In 1992, John Ellis stated that television was an “essentially national activity for the vast majority of its audience”. Since then, we have witnessed a development that increasingly follows the logics of transnationalism. Drama has become a driver of sales and an increasingly important component in the digital, global television market (Steemers, 2016). Although television content is still produced locally within specific countries under specific national laws and media regulations, and often first for a local market, the principles operating behind production, distribution ownership or audience viewing practices are not only bound or organized by national borders and regulations but follow transnational or even supra-national cross-ownership structures and interrelations.
This is reflected in terms or trademarks like “quality drama”, “subtitled drama”, or “Nordic Noir” that are associated to television series such as Borgen, Breaking Bad, Grand Hotel or Deutschland 83 (mainly national productions with a global audience), Sherlock or Outlander (international co-productions), The Team, The Night Manager or Borgia (transnational co-production). This is reflected in their reception when, for example, television drama series are successfully adapted or watched via multiple platforms by diverse global audiences. This is also reflected in multinational productions groups such as the worldwide operating Endemol Shine Group; in the endeavours of channels and production companies to produce and distribute with a bigger audience in mind; in the increasing tendency to gather funding and expertise for European or international co-productions; in the new possibilities of accessing global content via various platforms such as Netflix, Amazon or YouTube; in the increasing practice of exchanging creative professionals; and in the choice of themes and aesthetics that appeal to audiences beyond the country of origin.
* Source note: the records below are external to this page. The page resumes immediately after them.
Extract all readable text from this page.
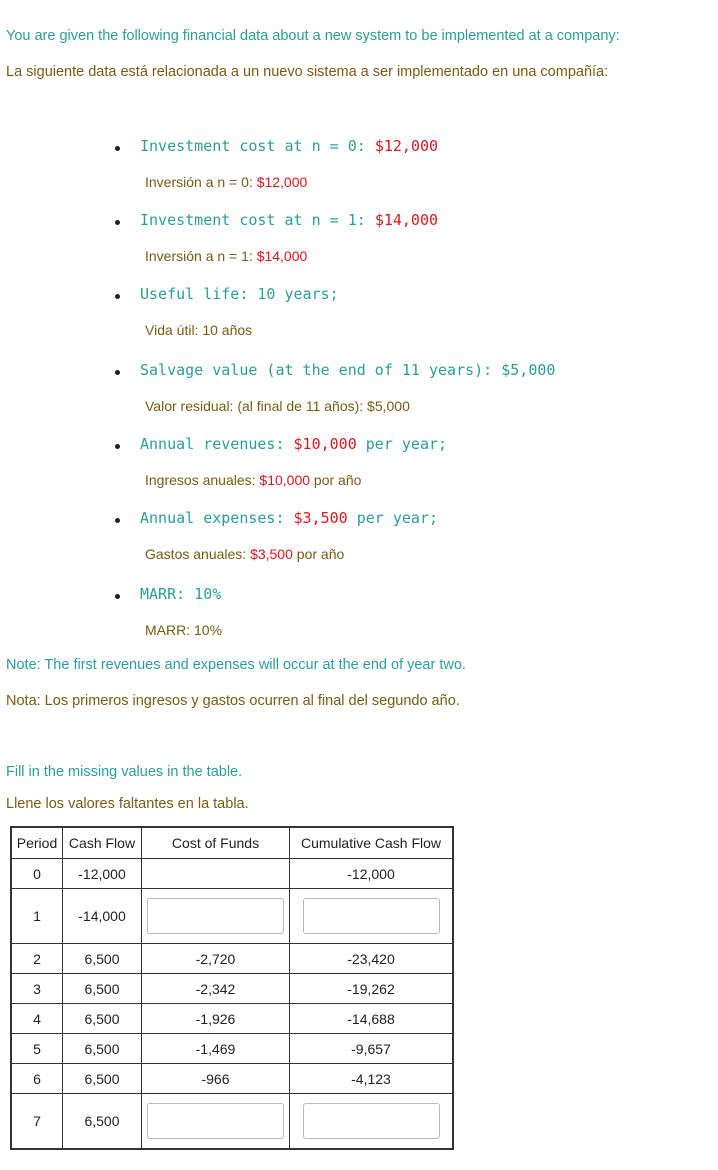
You are given the following financial data about a new system to be implemented at a company:

La siguiente data está relacionada a un nuevo sistema a ser implementado en una compañía:

Investment cost at n = 0: $12,000
Inversión a n = 0: $12,000
Investment cost at n = 1: $14,000
Inversión a n = 1: $14,000
Useful life: 10 years;
Vida útil: 10 años
Salvage value (at the end of 11 years): $5,000
Valor residual: (al final de 11 años): $5,000
Annual revenues: $10,000 per year;
Ingresos anuales: $10,000 por año
Annual expenses: $3,500 per year;
Gastos anuales: $3,500 por año
MARR: 10%
MARR: 10%
Note: The first revenues and expenses will occur at the end of year two.
Nota: Los primeros ingresos y gastos ocurren al final del segundo año.
Fill in the missing values in the table.
Llene los valores faltantes en la tabla.
Period	Cash Flow	Cost of Funds	Cumulative Cash Flow
0	-12,000		-12,000
1	-14,000	

2	6,500	-2,720	-23,420
3	6,500	-2,342	-19,262
4	6,500	-1,926	-14,688
5	6,500	-1,469	-9,657
6	6,500	-966	-4,123
7	6,500	
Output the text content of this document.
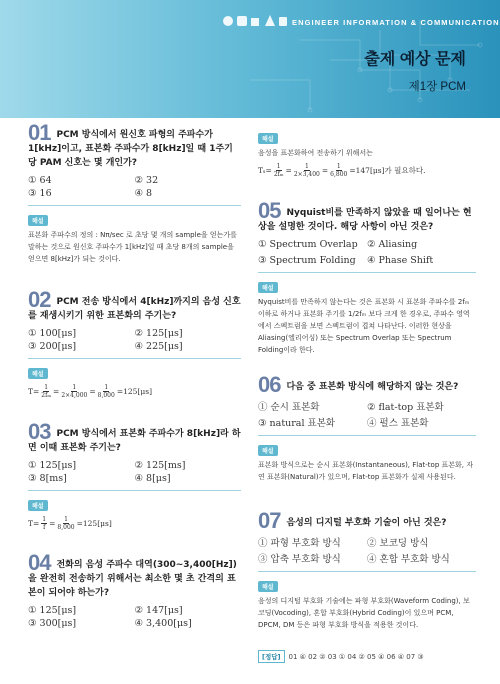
ENGINEER INFORMATION & COMMUNICATION
출제 예상 문제
제1장 PCM
01 PCM 방식에서 원신호 파형의 주파수가 1[kHz]이고, 표본화 주파수가 8[kHz]일 때 1주기당 PAM 신호는 몇 개인가?
① 64	② 32
③ 16	④ 8
해설
표본화 주파수의 정의 : Nπ/sec 로 초당 몇 개의 sample을 얻는가를 말하는 것으로 원신호 주파수가 1[kHz]일 때 초당 8개의 sample을 얻으면 8[kHz]가 되는 것이다.
02 PCM 전송 방식에서 4[kHz]까지의 음성 신호를 재생시키기 위한 표본화의 주기는?
① 100[μs]	② 125[μs]
③ 200[μs]	④ 225[μs]
해설
$T= \frac{1}{\text{2fₘ}} = \frac{1}{2\times 4,000} = \frac{1}{8,000} =125[\mu s]$
03 PCM 방식에서 표본화 주파수가 8[kHz]라 하면 이때 표본화 주기는?
① 125[μs]	② 125[ms]
③ 8[ms]	④ 8[μs]
해설
$T= \frac{1}{f} = \frac{1}{8,000} =125[\mu s]$
04 전화의 음성 주파수 대역(300~3,400[Hz])을 완전히 전송하기 위해서는 최소한 몇 초 간격의 표본이 되어야 하는가?
① 125[μs]	② 147[μs]
③ 300[μs]	④ 3,400[μs]
해설
음성을 표본화하여 전송하기 위해서는
$T_s= \frac{1}{\text{2fₘ}} = \frac{1}{2\times 3,400} = \frac{1}{6,800} =147[\mu s]$가 필요하다.
05 Nyquist비를 만족하지 않았을 때 일어나는 현상을 설명한 것이다. 해당 사항이 아닌 것은?
① Spectrum Overlap ② Aliasing
③ Spectrum Folding	④ Phase Shift
해설
Nyquist비를 만족하지 않는다는 것은 표본화 시 표본화 주파수를 2fₘ 이하로 하거나 표본화 주기를 1/2fₘ 보다 크게 한 경우로, 주파수 영역에서 스펙트럼을 보면 스펙트럼이 겹쳐 나타난다. 이러한 현상을 Aliasing(엘리어싱) 또는 Spectrum Overlap 또는 Spectrum Folding이라 한다.
06 다음 중 표본화 방식에 해당하지 않는 것은?
① 순시 표본화	② flat-top 표본화
③ natural 표본화	④ 펄스 표본화
해설
표본화 방식으로는 순시 표본화(Instantaneous), Flat-top 표본화, 자연 표본화(Natural)가 있으며, Flat-top 표본화가 실제 사용된다.
07 음성의 디지털 부호화 기술이 아닌 것은?
① 파형 부호화 방식	② 보코딩 방식
③ 압축 부호화 방식	④ 혼합 부호화 방식
해설
음성의 디지털 부호화 기술에는 파형 부호화(Waveform Coding), 보코딩(Vocoding), 혼합 부호화(Hybrid Coding)이 있으며 PCM, DPCM, DM 등은 파형 부호화 방식을 적용한 것이다.
[정답]	01 ④ 02 ② 03 ① 04 ② 05 ④ 06 ④ 07 ③
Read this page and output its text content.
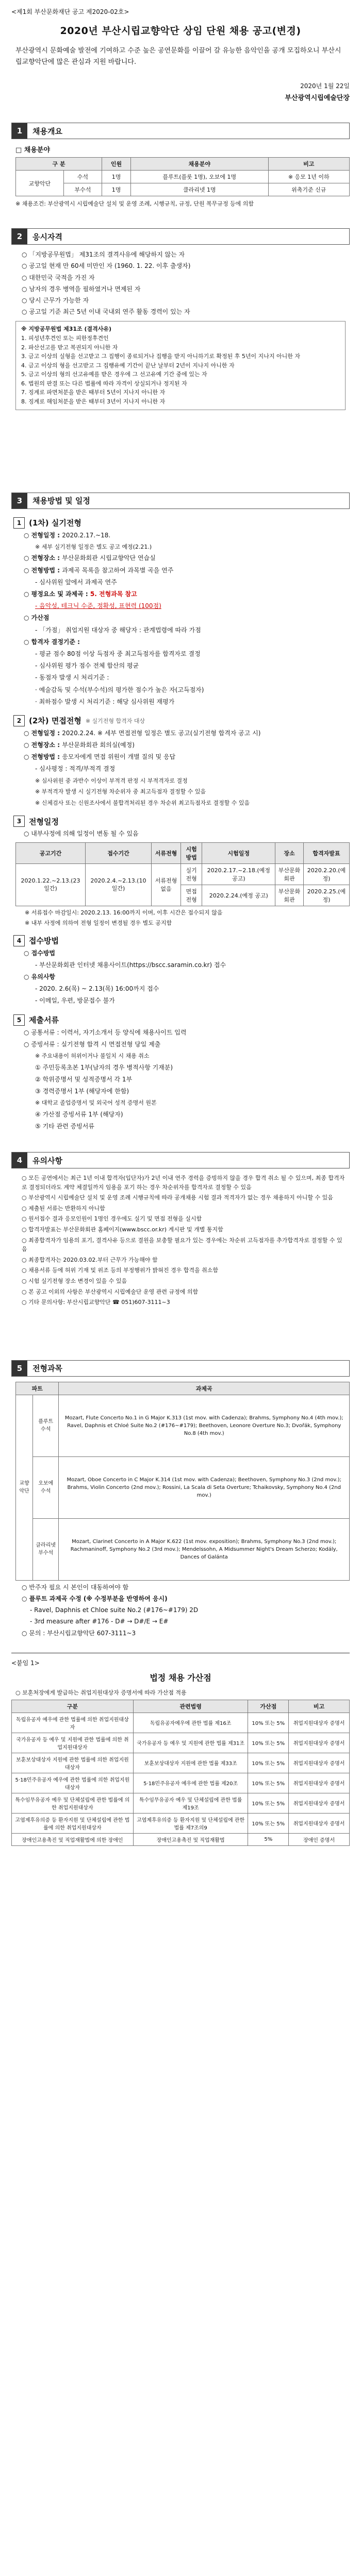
<제1회 부산문화재단 공고 제2020-02호>
2020년 부산시립교향악단 상임 단원 채용 공고(변경)
부산광역시 문화예술 발전에 기여하고 수준 높은 공연문화를 이끌어 갈 유능한 음악인을 공개 모집하오니 부산시립교향악단에 많은 관심과 지원 바랍니다.
2020년 1월 22일
부산광역시립예술단장
1	채용개요
□ 채용분야
구 분		인원	채용분야	비고
교향악단	수석	1명	플루트(플룻 1명), 오보에 1명	※ 응모 1년 이하
	부수석	1명	클라리넷 1명	위촉기준 신규
※ 채용조건: 부산광역시 시립예술단 설치 및 운영 조례, 시행규칙, 규정, 단원 복무규정 등에 의함
2	응시자격
○ 「지방공무원법」 제31조의 결격사유에 해당하지 않는 자
○ 공고일 현재 만 60세 미만인 자 (1960. 1. 22. 이후 출생자)
○ 대한민국 국적을 가진 자
○ 남자의 경우 병역을 필하였거나 면제된 자
○ 당시 근무가 가능한 자
○ 공고일 기준 최근 5년 이내 국내외 연주 활동 경력이 있는 자
※ 지방공무원법 제31조 (결격사유)
1. 피성년후견인 또는 피한정후견인
2. 파산선고를 받고 복권되지 아니한 자
3. 금고 이상의 실형을 선고받고 그 집행이 종료되거나 집행을 받지 아니하기로 확정된 후 5년이 지나지 아니한 자
4. 금고 이상의 형을 선고받고 그 집행유예 기간이 끝난 날부터 2년이 지나지 아니한 자
5. 금고 이상의 형의 선고유예를 받은 경우에 그 선고유예 기간 중에 있는 자
6. 법원의 판결 또는 다른 법률에 따라 자격이 상실되거나 정지된 자
7. 징계로 파면처분을 받은 때부터 5년이 지나지 아니한 자
8. 징계로 해임처분을 받은 때부터 3년이 지나지 아니한 자
3	채용방법 및 일정
1 (1차) 실기전형
○ 전형일정 : 2020.2.17.~18.
※ 세부 실기전형 일정은 별도 공고 예정(2.21.)
○ 전형장소 : 부산문화회관 시립교향악단 연습실
○ 전형방법 : 과제곡 목록을 참고하여 과목별 곡을 연주
- 심사위원 앞에서 과제곡 연주
○ 평정요소 및 과제곡 : 5. 전형과목 참고
- 음악성, 테크닉 수준, 정확성, 표현력 (100점)
○ 가산점
- 「가점」 취업지원 대상자 중 해당자 : 관계법령에 따라 가점
○ 합격자 결정기준 :
- 평균 점수 80점 이상 득점자 중 최고득점자를 합격자로 결정
- 심사위원 평가 점수 전체 합산의 평균
- 동점자 발생 시 처리기준 :
· 예술감독 및 수석(부수석)의 평가한 점수가 높은 자(고득점자)
· 최하점수 발생 시 처리기준 : 해당 심사위원 재평가
2 (2차) 면접전형 ※ 실기전형 합격자 대상
○ 전형일정 : 2020.2.24. ※ 세부 면접전형 일정은 별도 공고(실기전형 합격자 공고 시)
○ 전형장소 : 부산문화회관 회의실(예정)
○ 전형방법 : 응모자에게 면접 위원이 개별 질의 및 응답
- 심사평정 : 적격/부적격 결정
※ 심사위원 중 과반수 이상이 부적격 판정 시 부적격자로 결정
※ 부적격자 발생 시 실기전형 차순위자 중 최고득점자 결정할 수 있음
※ 신체검사 또는 신원조사에서 불합격처리된 경우 차순위 최고득점자로 결정할 수 있음
3 전형일정
○ 내부사정에 의해 일정이 변동 될 수 있음
공고기간	접수기간	서류전형	시험방법	시험일정	장소	합격자발표
2020.1.22.~2.13.(23일간)	2020.2.4.~2.13.(10일간)	서류전형 없음	실기전형	2020.2.17.~2.18.(예정 공고)	부산문화회관	2020.2.20.(예정)
			면접전형	2020.2.24.(예정 공고)	부산문화회관	2020.2.25.(예정)
※ 서류접수 마감일시: 2020.2.13. 16:00까지 이며, 이후 시간은 접수되지 않음
※ 내부 사정에 의하여 전형 일정이 변경될 경우 별도 공지함
4 접수방법
○ 접수방법
- 부산문화회관 인터넷 채용사이트(https://bscc.saramin.co.kr) 접수
○ 유의사항
- 2020. 2.6(목) ~ 2.13(목) 16:00까지 접수
- 이메일, 우편, 방문접수 불가
5 제출서류
○ 공통서류 : 이력서, 자기소개서 등 양식에 채용사이트 입력
○ 증빙서류 : 실기전형 합격 시 면접전형 당일 제출
※ 주요내용이 허위이거나 불일치 시 채용 취소
① 주민등록초본 1부(남자의 경우 병적사항 기재분)
② 학위증명서 및 성적증명서 각 1부
③ 경력증명서 1부 (해당자에 한함)
※ 대학교 졸업증명서 및 외국어 성적 증명서 원본
④ 가산점 증빙서류 1부 (해당자)
⑤ 기타 관련 증빙서류
4	유의사항
○ 모든 공연에서는 최근 1년 이내 합격자(입단자)가 2년 이내 연주 경력을 증빙하지 않을 경우 합격 취소 될 수 있으며, 최종 합격자로 결정되더라도 계약 체결일까지 임용을 포기 하는 경우 차순위자를 합격자로 결정할 수 있음
○ 부산광역시 시립예술단 설치 및 운영 조례 시행규칙에 따라 공개채용 시험 결과 적격자가 없는 경우 채용하지 아니할 수 있음
○ 제출된 서류는 반환하지 아니함
○ 원서접수 결과 응모인원이 1명인 경우에도 실기 및 면접 전형을 실시함
○ 합격자발표는 부산문화회관 홈페이지(www.bscc.or.kr) 게시판 및 개별 통지함
○ 최종합격자가 임용의 포기, 결격사유 등으로 결원을 보충할 필요가 있는 경우에는 차순위 고득점자를 추가합격자로 결정할 수 있음
○ 최종합격자는 2020.03.02.부터 근무가 가능해야 함
○ 채용서류 등에 허위 기재 및 위조 등의 부정행위가 밝혀진 경우 합격을 취소함
○ 시험 실기전형 장소 변경이 있을 수 있음
○ 본 공고 이외의 사항은 부산광역시 시립예술단 운영 관련 규정에 의함
○ 기타 문의사항: 부산시립교향악단 ☎ 051)607-3111~3
5	전형과목
파트		과제곡
교향악단	플루트 수석	Mozart, Flute Concerto No.1 in G Major K.313 (1st mov. with Cadenza); Brahms, Symphony No.4 (4th mov.); Ravel, Daphnis et Chloé Suite No.2 (#176~#179); Beethoven, Leonore Overture No.3; Dvořák, Symphony No.8 (4th mov.)
	오보에 수석	Mozart, Oboe Concerto in C Major K.314 (1st mov. with Cadenza); Beethoven, Symphony No.3 (2nd mov.); Brahms, Violin Concerto (2nd mov.); Rossini, La Scala di Seta Overture; Tchaikovsky, Symphony No.4 (2nd mov.)
	클라리넷 부수석	Mozart, Clarinet Concerto in A Major K.622 (1st mov. exposition); Brahms, Symphony No.3 (2nd mov.); Rachmaninoff, Symphony No.2 (3rd mov.); Mendelssohn, A Midsummer Night's Dream Scherzo; Kodály, Dances of Galánta
○ 반주자 필요 시 본인이 대동하여야 함
○ 플루트 과제곡 수정 (※ 수정부분을 반영하여 응시)
- Ravel, Daphnis et Chloe suite No.2 (#176~#179) 2D
- 3rd measure after #176 - D# → D#/E → E#
○ 문의 : 부산시립교향악단 607-3111~3
<붙임 1>
법정 채용 가산점
○ 보훈처장에게 발급하는 취업지원대상자 증명서에 따라 가산점 적용
구분	관련법령	가산점	비고
독립유공자 예우에 관한 법률에 의한 취업지원대상자	독립유공자예우에 관한 법률 제16조	10% 또는 5%	취업지원대상자 증명서
국가유공자 등 예우 및 지원에 관한 법률에 의한 취업지원대상자	국가유공자 등 예우 및 지원에 관한 법률 제31조	10% 또는 5%	취업지원대상자 증명서
보훈보상대상자 지원에 관한 법률에 의한 취업지원대상자	보훈보상대상자 지원에 관한 법률 제33조	10% 또는 5%	취업지원대상자 증명서
5·18민주유공자 예우에 관한 법률에 의한 취업지원대상자	5·18민주유공자 예우에 관한 법률 제20조	10% 또는 5%	취업지원대상자 증명서
특수임무유공자 예우 및 단체설립에 관한 법률에 의한 취업지원대상자	특수임무유공자 예우 및 단체설립에 관한 법률 제19조	10% 또는 5%	취업지원대상자 증명서
고엽제후유의증 등 환자지원 및 단체설립에 관한 법률에 의한 취업지원대상자	고엽제후유의증 등 환자지원 및 단체설립에 관한 법률 제7조의9	10% 또는 5%	취업지원대상자 증명서
장애인고용촉진 및 직업재활법에 의한 장애인	장애인고용촉진 및 직업재활법	5%	장애인 증명서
Transnational tendencies have been, and will increasingly continue to be, an integral part of television – not only in Western markets but also in other global markets. Turkey, for example, has become a big exporter of television lately with its television formats travelling to the Arabic regions and also worldwide. Likewise, KDrama, Korean television drama, has proved highly successful across and beyond Asia, entering the Middle East and American markets. The scale and scope of transnational aspects at all levels of television production and consumption becomes even more significant in an age of globalization, digitization and media convergence.